Sarah Gailey's writing is evocative and emotionally complex, and they give us an unreliable and not always likeable narrator (Ivy did remind me, at times, of Evelyn in The Echo Wife, though she has too little power rather than too much) and makes us care about her. And we care, too, about the young women at the school, and the subplot of medical magic (particularly as it applies to women); and we care about dead Sylvia, whose room Ivy stays in while she's investigating.

A downbeat but utterly credible ending: a book I'll want to return to, I think.

Tuesday, April 19, 2022

2022/54: River Kings: the Vikings from Scandinavia to the Silk Roads -- Cat Jarman

Combined with the scientific evidence that women were part of the migration both into and out of Scandinavia, we really can’t exclude their agency from those worlds any longer.

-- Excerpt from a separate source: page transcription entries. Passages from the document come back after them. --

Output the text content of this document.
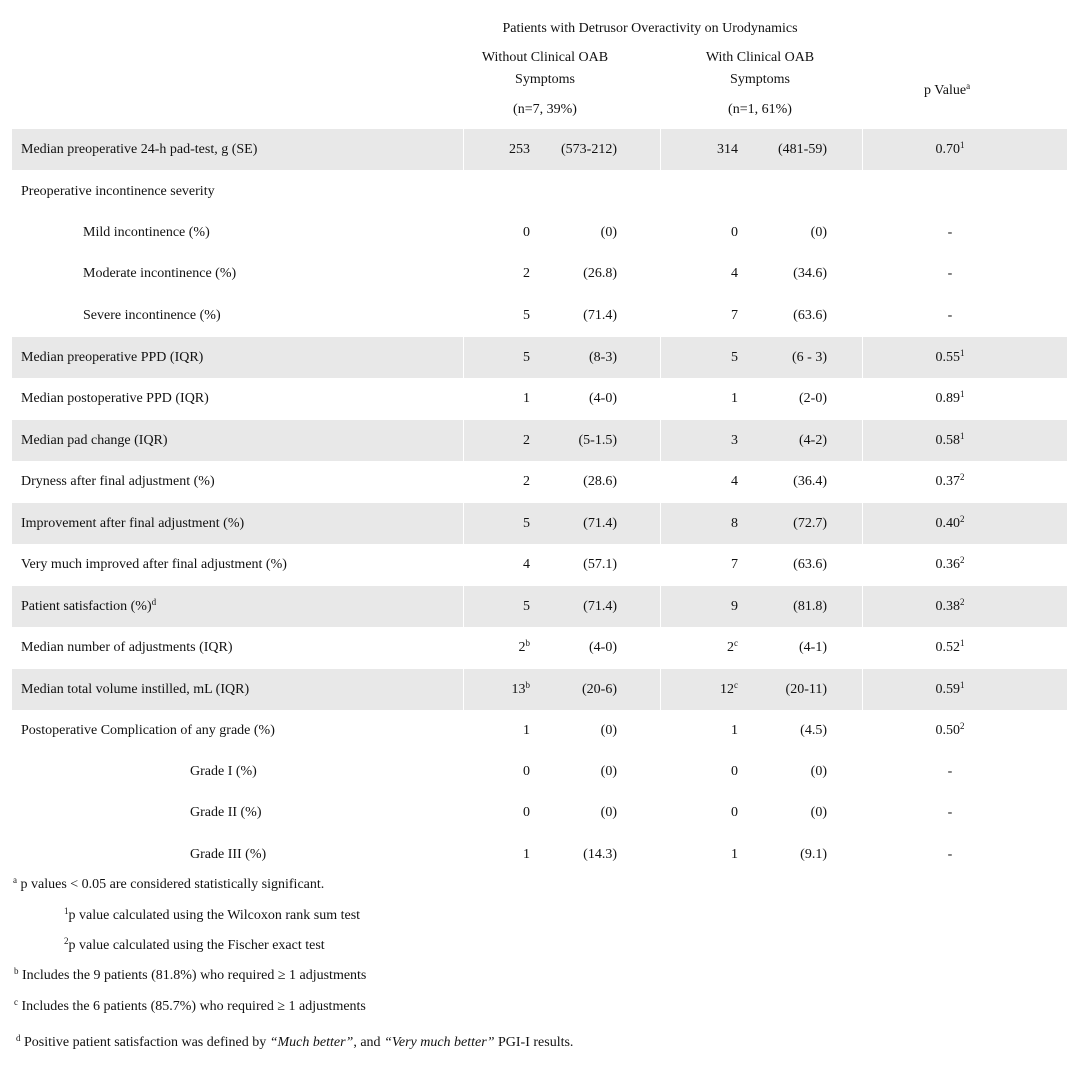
Patients with Detrusor Overactivity on Urodynamics
Without Clinical OAB
Symptoms
(n=7, 39%)
With Clinical OAB
Symptoms
(n=1, 61%)
p Value$^a$
Median preoperative 24-h pad-test, g (SE)	253	(573-212)	314	(481-59)	0.70$^1$
Preoperative incontinence severity
Mild incontinence (%)	0	(0)	0	(0)	-
Moderate incontinence (%)	2	(26.8)	4	(34.6)	-
Severe incontinence (%)	5	(71.4)	7	(63.6)	-
Median preoperative PPD (IQR)	5	(8-3)	5	(6 - 3)	0.55$^1$
Median postoperative PPD (IQR)	1	(4-0)	1	(2-0)	0.89$^1$
Median pad change (IQR)	2	(5-1.5)	3	(4-2)	0.58$^1$
Dryness after final adjustment (%)	2	(28.6)	4	(36.4)	0.37$^2$
Improvement after final adjustment (%)	5	(71.4)	8	(72.7)	0.40$^2$
Very much improved after final adjustment (%)	4	(57.1)	7	(63.6)	0.36$^2$
Patient satisfaction (%)$^d$	5	(71.4)	9	(81.8)	0.38$^2$
Median number of adjustments (IQR)	2$^b$	(4-0)	2$^c$	(4-1)	0.52$^1$
Median total volume instilled, mL (IQR)	13$^b$	(20-6)	12$^c$	(20-11)	0.59$^1$
Postoperative Complication of any grade (%)	1	(0)	1	(4.5)	0.50$^2$
Grade I (%)	0	(0)	0	(0)	-
Grade II (%)	0	(0)	0	(0)	-
Grade III (%)	1	(14.3)	1	(9.1)	-
$^a$ p values < 0.05 are considered statistically significant.
$^1$p value calculated using the Wilcoxon rank sum test
$^2$p value calculated using the Fischer exact test
$^b$ Includes the 9 patients (81.8%) who required ≥ 1 adjustments
$^c$ Includes the 6 patients (85.7%) who required ≥ 1 adjustments
$^d$ Positive patient satisfaction was defined by “Much better”, and “Very much better” PGI-I results.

We have to carefully consider what roles they had; whether they were warriors, wives, traders, slaves (or slavers) or explorers. [loc. 1981]

The story starts with a single carnelian bead found 'within the detritus of a Viking terror attack' in Repton, Derbyshire. Jarman, investigating how it came to be there, reveals a network of trade, violence and exploration stretching from northern England to Byzantium and to Gujarat, the likely source of the bead.

I found this a fascinating account of Viking society. Jarman worked on the Repton excavations, as well as on several other important Viking sites: she explores the river-routes through what is now Russia, the origins of the Rus', the roles of women (from slave girls to powerful traders), and a myriad fascinating insights. For instance, I didn't know that much of the silver found in Viking hoards came from melted-down dirhams, or that Vikings may have buried those hoards due to a handy get-out clause that allowed a dead warrior, bound for Valhalla, to 'take not just what he had with him on his funeral pyre, but also what he had hidden in the ground'. [loc. 2038]. I learnt about double burials -- often two people of the same sex, like the two women of the Oseberg grave -- and the probability of human sacrifice as part of the funeral ritual.

Sometimes the account felt a little repetitive, as is to be expected when different aspects of the same situation are explored. There's a passage on sacrifices (slaves were asked to volunteer -- both male and female slaves) where I felt Jarman could have discussed homosexual behaviour. And at one point Jarman referred to a female scientist by her first name, which is (to say the least) impolite: I did not find any instances of male scientists being treated in this way.

Overall, though, a very readable, interesting and informative book. (It's also made me want to reread Rosemary Sutcliff's Blood Feud, about a Viking and an Englishman travelling to Byzantium.) I initially gave River Kings three stars but on reflection have amended this to four, as I found myself thinking and talking about it a lot.